With the start of the new century, Elkay continued to grow its operations. In 2000 it opened a new 100,000-square-foot distribution center in Bolingbrook, Illinois, which played a major part in Elkay's efforts to improve efficiencies and bolster margins. The company also remained an innovator, becoming in 2001 the first to add sensor-operated faucets to sinks for hospitals, schools, public buildings, and industrial applications. Elkay took steps to become involved in the in-home water delivery and filtration business with the launch of the Elkay Watertech Division. The company also invested in new plants to ensure production efficiencies. The 40,000-square-foot Ogden plant was replaced by a new 106,000-square-foot plant in 2004, while plans were made to replace Yorktowne's Red Lion plant with a larger facility scheduled to open in Virginia in 2006. In addition, Elkay continued to grow by external means. In late 2004 it acquired Phylrich International, maker of decorative plumbing products, a deal that expanded Elkay's faucet collections.
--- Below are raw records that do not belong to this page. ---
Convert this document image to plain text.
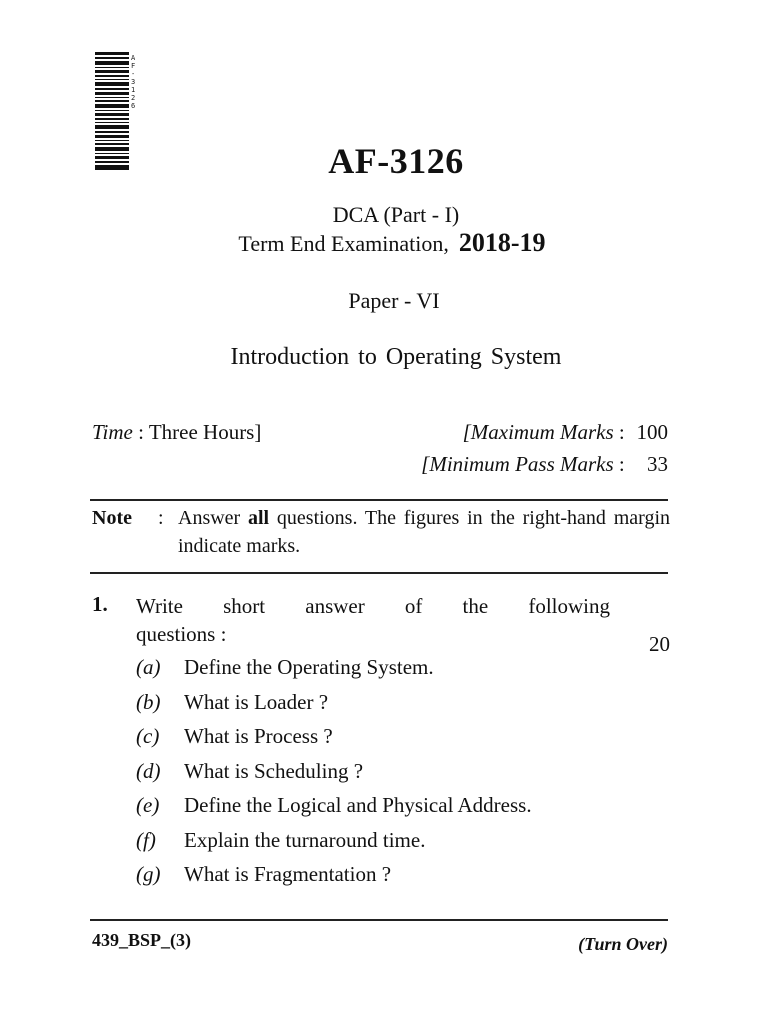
AF-3126
AF-3126
DCA (Part - I)
Term End Examination, 2018-19
Paper - VI
Introduction to Operating System
Time : Three Hours]	[Maximum Marks : 100
[Minimum Pass Marks : 33
Note : Answer all questions. The figures in the right-hand margin indicate marks.
1. Write short answer of the following
questions :	20
(a) Define the Operating System.
(b) What is Loader ?
(c) What is Process ?
(d) What is Scheduling ?
(e) Define the Logical and Physical Address.
(f) Explain the turnaround time.
(g) What is Fragmentation ?
439_BSP_(3)	(Turn Over)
In 2003 67-year-old Chairman and CEO Ron Katz celebrated his 50th anniversary with the company his father and grandfather had founded more than 80 years earlier. Although he received periodic offers for the company, Katz showed no inclination to either sell the business or retire any time soon.

Principal Divisions: Plumbing Products; Cabinetry; Water Dispensing.

Principal Competitors: Fortune Brands, Inc.; Kohler Co.; Masco Corporation.